If any one company has played a decisive role in the destruction of the NHS, it is the US consultancy giant McKinsey – a fact avoided by the media until the passage of Andrew Lansley’s health bill looked assured. By then the sheer scale of the company’s penetration of the corridors of power was impossible to ignore. Its influence extends far beyond the privatisation of the NHS. The former management consultant David Craig was not exaggerating when he said the company ‘has gained unprecedented power over the lives of British citizens’.
McKinsey has about 9,000 consultants in 55 countries, working with more than 90 per cent of the 100 leading global corporations and two-thirds of the Fortune 1000 list of companies. Forbes estimated the firm’s 2009 revenues at £4 billion. It consults for rival firms at the same time, and while it maintains that its left hand doesn’t tell the right hand what it is doing, this is widely disputed. It has certainly offered to share information gained from its work on privatisation for the Department of Health with private health companies seeking business from the department, as revealed in emails obtained by Spinwatch under the Freedom of Information Act.
Each of the firm’s 400 senior partners is estimated to make between £3 million and £6 million a year, and ‘junior directors’ over £1 million. Partners and other McKinsey staff regularly take senior jobs inside government. Dr David Bennett, a former senior partner, became chief of policy and strategy for Tony Blair from 2005 to 2007, and is now chairman and acting chief executive of Monitor, which will regulate the new healthcare market and play a crucial role in offering NHS business to private companies.
Dr Penny Dash was the Department of Health’s head of strategy from 2000 and a key author of the NHS Plan that set in train New Labour’s privatisation agenda. She subsequently became a McKinsey partner and played the lead role in producing New Labour’s two Darzi reports, the first of which sought to radically restrict levels of provision and staffing in London, while the second envisaged a system of privately owned polyclinics across the nation, under the guise of patient-friendly ‘clinical leadership’. In 2004 she set up the Cambridge Health Network, a McKinsey front that brings together departmental policy-makers with corporate executives at meetings sponsored by McKinsey client companies, from Halliburton to General Electric.
Besides penetrating the government McKinsey also plays a key role in the King’s Fund and the Nuffield Trust, the two dominant healthcare think tanks that have pushed the privatisation agenda. Both have senior McKinsey partners on their boards, and while they portray themselves as ‘independent’ they routinely endorse models of care that replicate the US health system – especially the concept of ‘integrated care’, which, while sounding progressive, points towards the US model of ‘managed care’, with its high insurance premiums, exorbitant CEO salaries and denial of care.
Among other key McKinsey initiatives leading up to the health bill – much of which is thought to have been drafted by McKinsey staff – were the Department of Health’s ‘World Class Commissioning’ initiative, and the ‘Framework for External Support for Commissioners’. These made it clear that private firms, not GPs, would end up spending the budgets of the new clinical commissioning groups – and McKinsey would be one of them.
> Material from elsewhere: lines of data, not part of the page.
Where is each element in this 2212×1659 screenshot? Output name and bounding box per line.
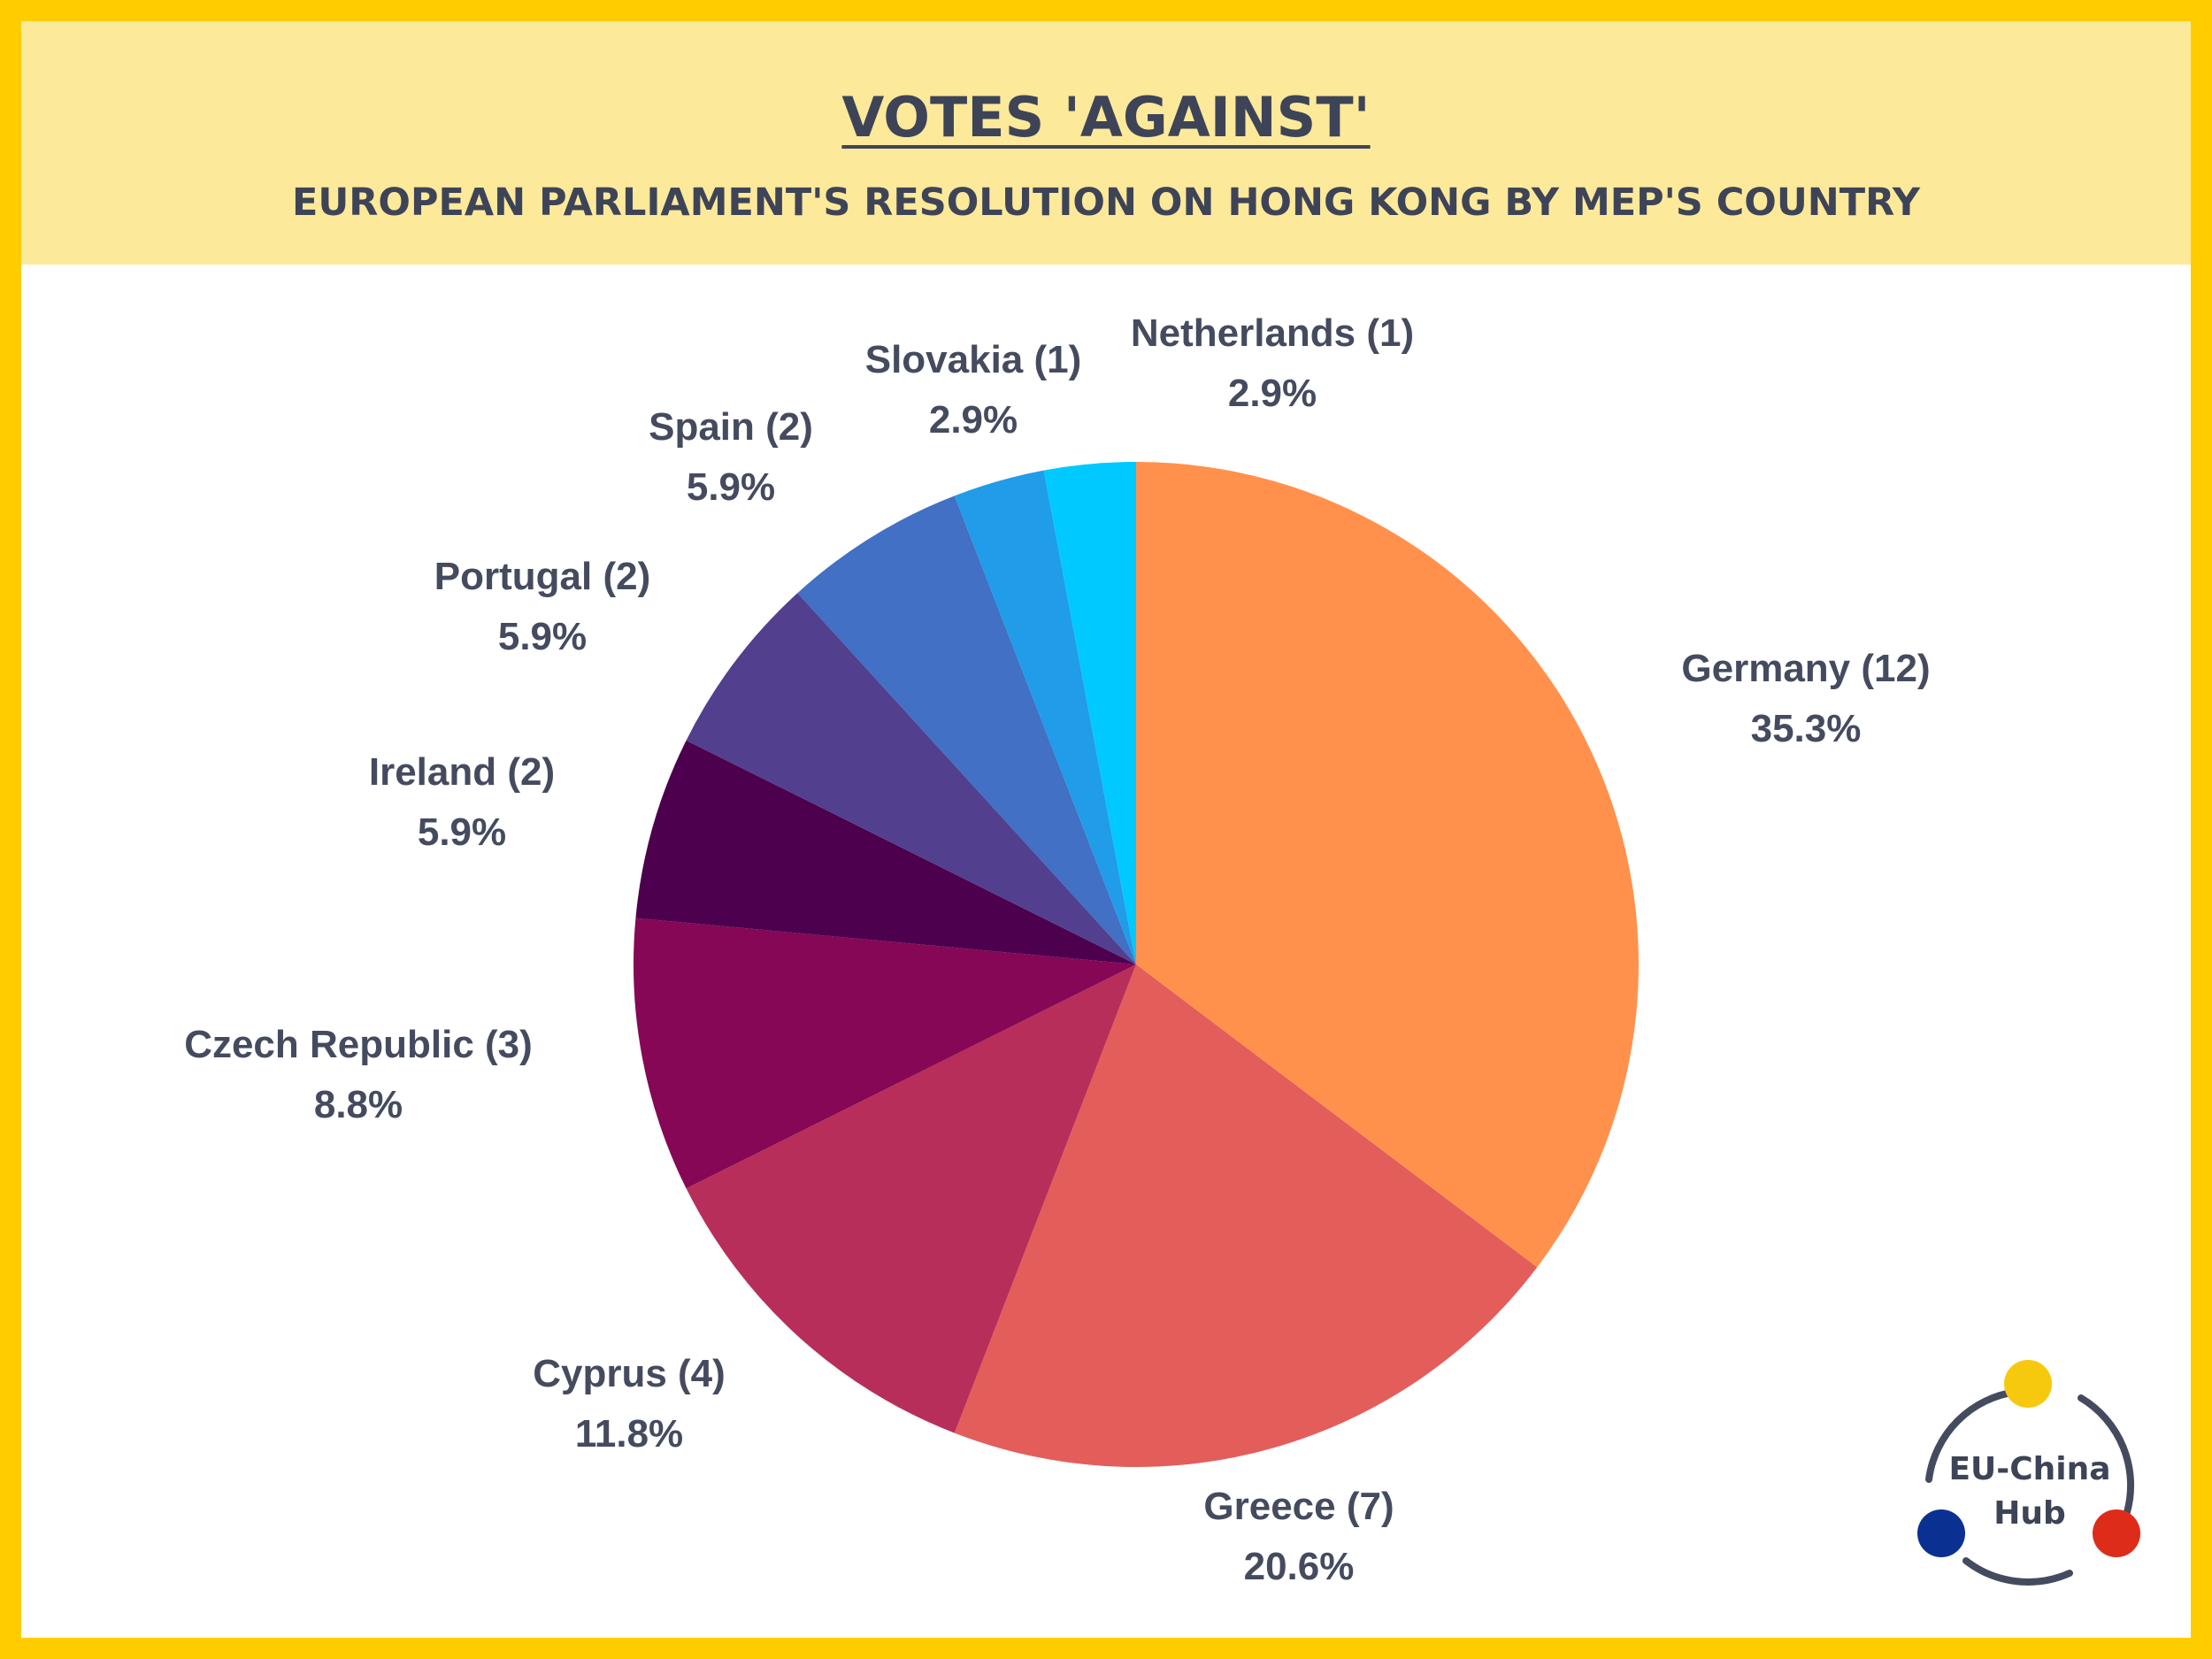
slice-percent-label: 11.8% (575, 1412, 683, 1455)
slice-percent-label: 20.6% (1244, 1545, 1355, 1588)
eu-china-hub-logo: EU-China Hub (1917, 1360, 2140, 1586)
slice-percent-label: 2.9% (929, 398, 1018, 442)
slice-percent-label: 5.9% (418, 810, 506, 854)
slice-label: Netherlands (1) (1131, 311, 1414, 355)
slice-label: Czech Republic (3) (184, 1023, 533, 1066)
slice-label: Spain (2) (649, 405, 813, 449)
slice-label: Cyprus (4) (533, 1352, 726, 1395)
slice-percent-label: 8.8% (314, 1083, 403, 1126)
logo-blue-dot (1917, 1509, 1965, 1557)
slice-label: Germany (12) (1681, 647, 1930, 690)
slice-labels: Germany (12) 35.3% Greece (7) 20.6% Cyprus (… (184, 311, 1930, 1588)
pie-slice-czech-republic (633, 918, 1136, 1189)
pie-slices (633, 462, 1639, 1467)
pie-slice-ireland (635, 740, 1136, 964)
chart-title: VOTES 'AGAINST' (841, 85, 1371, 150)
logo-ring-arc (1925, 1388, 2020, 1483)
logo-ring-arc (2078, 1394, 2134, 1516)
slice-label: Portugal (2) (434, 555, 650, 598)
pie-slice-slovakia (954, 470, 1136, 964)
pie-slice-portugal (686, 593, 1136, 964)
pie-slice-netherlands (1043, 462, 1136, 964)
pie-slice-cyprus (686, 964, 1136, 1433)
slice-label: Slovakia (1) (865, 338, 1082, 381)
header-banner: VOTES 'AGAINST' EUROPEAN PARLIAMENT'S RE… (21, 21, 2191, 265)
slice-percent-label: 5.9% (687, 465, 775, 509)
logo-ring-arc (1962, 1557, 2073, 1586)
slice-percent-label: 5.9% (498, 615, 587, 658)
slice-percent-label: 35.3% (1751, 707, 1862, 750)
pie-slice-germany (1136, 462, 1639, 1268)
slice-percent-label: 2.9% (1228, 372, 1317, 415)
pie-slice-spain (797, 495, 1136, 964)
chart-subtitle: EUROPEAN PARLIAMENT'S RESOLUTION ON HONG… (292, 180, 1920, 225)
logo-text-line1: EU-China (1948, 1451, 2110, 1487)
slice-label: Ireland (2) (369, 750, 555, 794)
slice-label: Greece (7) (1203, 1485, 1394, 1528)
logo-text-line2: Hub (1993, 1495, 2066, 1532)
pie-slice-greece (954, 964, 1538, 1467)
logo-red-dot (2093, 1509, 2140, 1557)
logo-yellow-dot (2004, 1360, 2052, 1408)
It was also a McKinsey report for the department in 2009 that called on the NHS to find ‘efficiency savings’ of £4 billion every year for five years, leading to the cuts now being imposed – another topic on which the media have been culpably silent, as the report was full of fallacies.
Of special relevance to the future of health care in England is a 2008 document produced by the American Association of Justice listing the ‘10 Worst Insurers’ in the US, at least three of which were advised by McKinsey. The worst was the property and auto insurer Allstate. According to the AAJ and lawyer David Berardinelli, Allstate sought, on McKinsey’s advice, to transform the very basis of the insurance relationship. Previously insurers always had a fiduciary responsibility to policyholders, but by following McKinsey’s advice to put shareholders’ interests first Allstate’s payments to policyholders fell by over 25 per cent, while its ten-year operating income leaped from £510 million to £17 billion. In effect, said Berardinelli, it institutionalised bad faith.
With the passage of the Health and Social Care Act, private health insurance and payments for care are clearly on the agenda again. With McKinsey and its clients set to play a dominant role in this shift, are we in for an English version of the Allstate model too?